Митрополит Павел, распалясь, ухватил его одной рукой за бороду, чтобы, как с иронией писал Авраамий, «не пошатнулся он и о помост палатный не ушибся», а другой рукой стал «любезно подавать благословение» — хлестать по щекам.
Авраамий предрекал мятежи и большие беды, называл царя мучителем и гонителем и был в конце концов сожжен на Болотной площади.
Авраамия взяли 6 февраля 1670 года, и еще не истек этот месяц, как из Москвы на север выехал стрелецкий полуголова Иван Кондратьевич Елагин. Стало известно, что юродивый держал связь с пустозерскими узниками через Мезень, а Елагину те края были знакомые — служил он на Мезени воеводой года три. Суров Елагин, к службе ревностен и отмечен не раз самим царем за это. Посулили полуголове: если пригасит он пустозерский костер, быть ему полковником, головой стрелецким в полку личной охраны государя.
Быстро доехал Елагин до Мезени и тотчас учинил следствие. Тут и разбираться почти не пришлось, вся слобода как на ладони. Изругал он местного воеводу за нерадивость и велел посадить в тюрьму всю Аввакумову семью, а с ней Федора юродивого и Луку Лаврентьева.
У полуголовы Елагина разговор был короткий.
— Как, мужик, крестишься? — спросил он Луку.
— Как отец мой духовный, протопоп Аввакум, — ответил Лука.
— Повесить! — приказал Елагин.
Вздернули и юродивого Федора на релях — двух столбах с перекладиной.

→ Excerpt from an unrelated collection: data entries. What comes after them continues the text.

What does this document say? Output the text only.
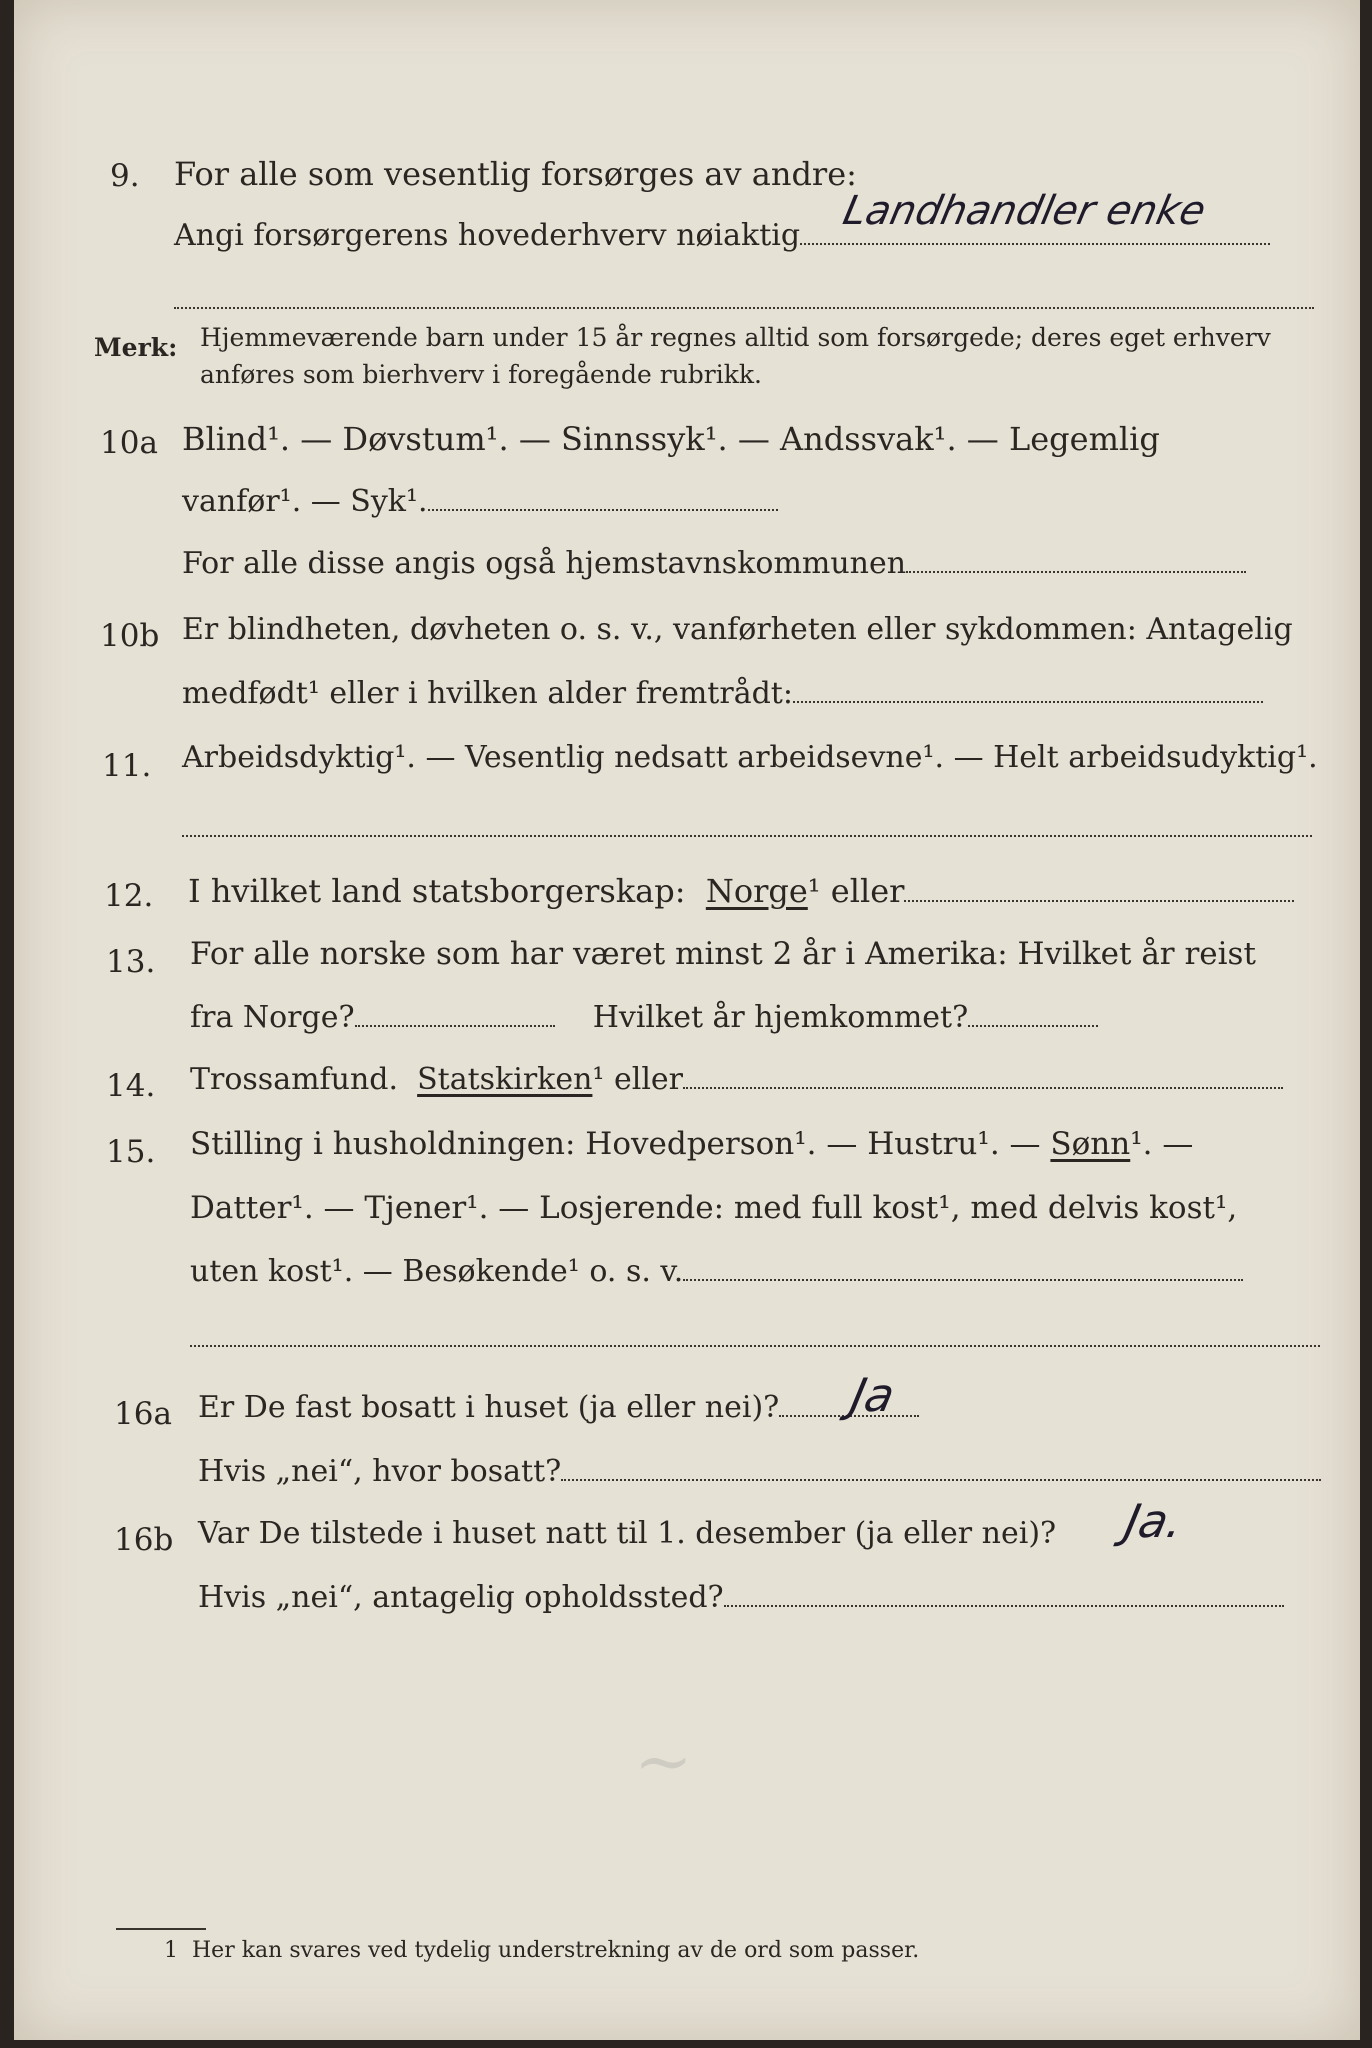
9. For alle som vesentlig forsørges av andre:
Angi forsørgerens hovederhverv nøiaktig
Landhandler enke
Merk: Hjemmeværende barn under 15 år regnes alltid som forsørgede; deres eget erhverv
anføres som bierhverv i foregående rubrikk.
10a Blind¹. — Døvstum¹. — Sinnssyk¹. — Andssvak¹. — Legemlig
vanfør¹. — Syk¹.
For alle disse angis også hjemstavnskommunen
10b Er blindheten, døvheten o. s. v., vanførheten eller sykdommen: Antagelig
medfødt¹ eller i hvilken alder fremtrådt:
11. Arbeidsdyktig¹. — Vesentlig nedsatt arbeidsevne¹. — Helt arbeidsudyktig¹.
12. I hvilket land statsborgerskap: Norge¹ eller
13. For alle norske som har været minst 2 år i Amerika: Hvilket år reist
fra Norge?	Hvilket år hjemkommet?
14. Trossamfund. Statskirken¹ eller
15. Stilling i husholdningen: Hovedperson¹. — Hustru¹. — Sønn¹. —
Datter¹. — Tjener¹. — Losjerende: med full kost¹, med delvis kost¹,
uten kost¹. — Besøkende¹ o. s. v.
16a Er De fast bosatt i huset (ja eller nei)?	Ja
Hvis „nei“, hvor bosatt?
16b Var De tilstede i huset natt til 1. desember (ja eller nei)? Ja.
Hvis „nei“, antagelig opholdssted?
~
1 Her kan svares ved tydelig understrekning av de ord som passer.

Сыновья Аввакума оказались пожиже. Испугались они смерти, повинились. Полуголова велел их держать вместе с Настасьей Марковной в земляной тюрьме, а сам на оленях поспешил в Пустозерск.
Как снег на голову свалился он на сотника Илариона Ярцева и стрельцов. Те караульную службу несли небрежно, узникам потачку давали. Впрочем, дело ограничилось несколькими оплеухами.
С узниками Елагин был вежливее и не так скор на расправу, как на Мезени. Он предложил им принять новые обряды.
— Царь вас вельми пожалует, — пообещал он.
Это узники и сами знали. Не раз уже им обещали все блага на свете. Но и на этот раз они отказались.
Тогда Елагин резко изменил тон. Уговоры сменились угрозами.
— Вы послания писали на Дон к казакам и весь мир всколебали…
Обвинение в причастности к восстанию Степана Разина отвергли все четверо, хотя знали, что их послания читают и на Дону. Кровососы, темные власти церковные оклеветали-де их перед царем. Узники еще надеялись в глубине души на перемену в настроениях царя-батюшки, надеялись, что устрашится он ответа на грядущем страшном суде, где «христиане возвеселятся, а никониане восплачются…». О неповиновении церковным властям они писали, но к бунту против царя, против государства не призывали. Они не осознавали еще, что были идеологами движения не только религиозного, но и социального, ветви и части народного антифеодального движения, которое породило и Степана Разина.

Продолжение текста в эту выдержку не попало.